Yingkou urges refractory makers to up prices on magnesia issues

The association of refractory producers in the city of Yingkou has called on local companies to adjust their prices on the back of market tightness and production shutdowns.

The Refractory Industry Association of Yingkou, in China’s Liaoning province, announced last week it is recommending an increase in sale prices of magnesium-based refractory products due to rising production costs.

The local industry is facing a number of contingencies, the association stated, citing domestic magnesia prices – especially fused magnesia (FM) – increasing since May, coupled with reduced material availability.

As a result, refractory producers were forced to temporarily stop production, refused to take new orders or to participate in bid contracts.

The association encouraged all companies to take swift measures to achieve the required environmental upgrades and technical modifications to be able to resume production, in order to guarantee output to market and ease the current imbalance between supply and demand.
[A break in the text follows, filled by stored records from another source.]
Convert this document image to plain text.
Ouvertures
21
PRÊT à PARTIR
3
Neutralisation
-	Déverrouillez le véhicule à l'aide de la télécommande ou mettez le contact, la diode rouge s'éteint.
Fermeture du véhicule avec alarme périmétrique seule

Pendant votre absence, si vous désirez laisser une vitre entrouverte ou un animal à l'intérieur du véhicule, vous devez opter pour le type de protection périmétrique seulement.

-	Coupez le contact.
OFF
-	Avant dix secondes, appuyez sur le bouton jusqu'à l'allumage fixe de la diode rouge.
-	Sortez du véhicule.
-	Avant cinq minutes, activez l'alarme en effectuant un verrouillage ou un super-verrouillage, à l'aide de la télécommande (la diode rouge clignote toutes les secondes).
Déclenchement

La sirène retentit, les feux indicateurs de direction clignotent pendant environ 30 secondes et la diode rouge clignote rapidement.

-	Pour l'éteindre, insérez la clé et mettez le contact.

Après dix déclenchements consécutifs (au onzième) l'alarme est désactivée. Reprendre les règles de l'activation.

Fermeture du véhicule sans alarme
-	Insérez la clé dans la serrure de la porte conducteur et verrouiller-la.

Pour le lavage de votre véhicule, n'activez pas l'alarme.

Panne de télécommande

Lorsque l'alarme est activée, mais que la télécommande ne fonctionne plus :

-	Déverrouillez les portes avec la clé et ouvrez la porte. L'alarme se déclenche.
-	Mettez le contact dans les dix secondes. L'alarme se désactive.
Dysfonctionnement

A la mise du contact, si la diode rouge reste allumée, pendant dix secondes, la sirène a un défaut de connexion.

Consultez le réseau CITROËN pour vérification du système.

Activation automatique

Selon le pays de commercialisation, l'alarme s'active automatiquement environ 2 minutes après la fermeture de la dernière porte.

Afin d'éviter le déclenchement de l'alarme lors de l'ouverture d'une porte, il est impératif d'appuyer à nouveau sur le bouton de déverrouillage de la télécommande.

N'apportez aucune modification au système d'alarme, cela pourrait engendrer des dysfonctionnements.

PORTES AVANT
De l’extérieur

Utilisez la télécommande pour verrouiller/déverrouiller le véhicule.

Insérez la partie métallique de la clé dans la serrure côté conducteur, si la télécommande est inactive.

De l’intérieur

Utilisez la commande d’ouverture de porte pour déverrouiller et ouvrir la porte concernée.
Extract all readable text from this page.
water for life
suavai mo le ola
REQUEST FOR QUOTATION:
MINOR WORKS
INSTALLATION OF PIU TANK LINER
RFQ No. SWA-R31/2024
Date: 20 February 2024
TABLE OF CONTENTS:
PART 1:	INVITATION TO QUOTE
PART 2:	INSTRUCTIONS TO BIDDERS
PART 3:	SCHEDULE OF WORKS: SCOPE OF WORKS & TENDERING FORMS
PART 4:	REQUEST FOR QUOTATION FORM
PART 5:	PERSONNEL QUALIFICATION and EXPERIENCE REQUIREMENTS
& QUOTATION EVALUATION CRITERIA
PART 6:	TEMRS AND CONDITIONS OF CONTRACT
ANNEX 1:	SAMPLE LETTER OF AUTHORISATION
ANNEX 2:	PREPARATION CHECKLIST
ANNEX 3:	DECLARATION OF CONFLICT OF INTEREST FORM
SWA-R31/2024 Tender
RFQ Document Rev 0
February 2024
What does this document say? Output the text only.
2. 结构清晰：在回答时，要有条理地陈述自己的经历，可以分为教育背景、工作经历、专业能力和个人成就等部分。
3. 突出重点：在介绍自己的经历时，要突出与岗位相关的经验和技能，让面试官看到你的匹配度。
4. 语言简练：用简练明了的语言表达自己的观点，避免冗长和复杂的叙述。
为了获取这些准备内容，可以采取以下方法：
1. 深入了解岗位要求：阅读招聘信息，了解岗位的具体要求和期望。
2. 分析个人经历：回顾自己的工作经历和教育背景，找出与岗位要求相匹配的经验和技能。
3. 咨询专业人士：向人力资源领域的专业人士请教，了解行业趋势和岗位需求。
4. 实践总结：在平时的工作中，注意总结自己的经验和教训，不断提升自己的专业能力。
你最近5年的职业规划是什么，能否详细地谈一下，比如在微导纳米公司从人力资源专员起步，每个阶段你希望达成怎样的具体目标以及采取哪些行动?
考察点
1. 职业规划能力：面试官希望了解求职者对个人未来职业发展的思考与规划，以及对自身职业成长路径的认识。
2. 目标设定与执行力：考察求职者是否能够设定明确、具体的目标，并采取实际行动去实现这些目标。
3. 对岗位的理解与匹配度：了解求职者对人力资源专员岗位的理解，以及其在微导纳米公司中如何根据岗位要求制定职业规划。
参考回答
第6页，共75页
According to the association, market prices of Chinese magnesia remained stable between January and November 2016 before beginning to change since December, when supply became tight due to environmental inspections. Furnaces stopped operating, even cash couldn’t get the goods.

Compared with November 2016, domestic magnesia prices as of end of May 2017 have increased by a range of Chinese renminbi (Rmb) 900-3,100/tonne ($132-456) depending on product type, for both DBM and FM.

Additionally, the price of other source materials also increased, such as bauxite in Shanxi and alumina in Henan and Shandong.

The association announced the guidance prices for magnesium refractory products on the domestic market should increase as a consequence.

The guidance domestic price of burned magnesite bricks is up by Rmb 1,800/tonne against November 2016. Standard magnesia carbon brick prices are up by Rmb 1,700/tonne; high class magnesia carbon bricks increased Rmb 2,800/tonne, while unshaped refractory product prices rose Rmb 1,500/tonne.

The authority added that other refractory products will need to appreciate based on increases in source material prices, and that the price for steel refractories in overall contracts should rise accordingly.

The association expressed concerns around the announcement that the environmental inspection may continue until October before all companies will be able to resume normal production, citing very tight magnesia supply currently and prices on the up.

To date, only a handful of magnesia producers have resumed production operations.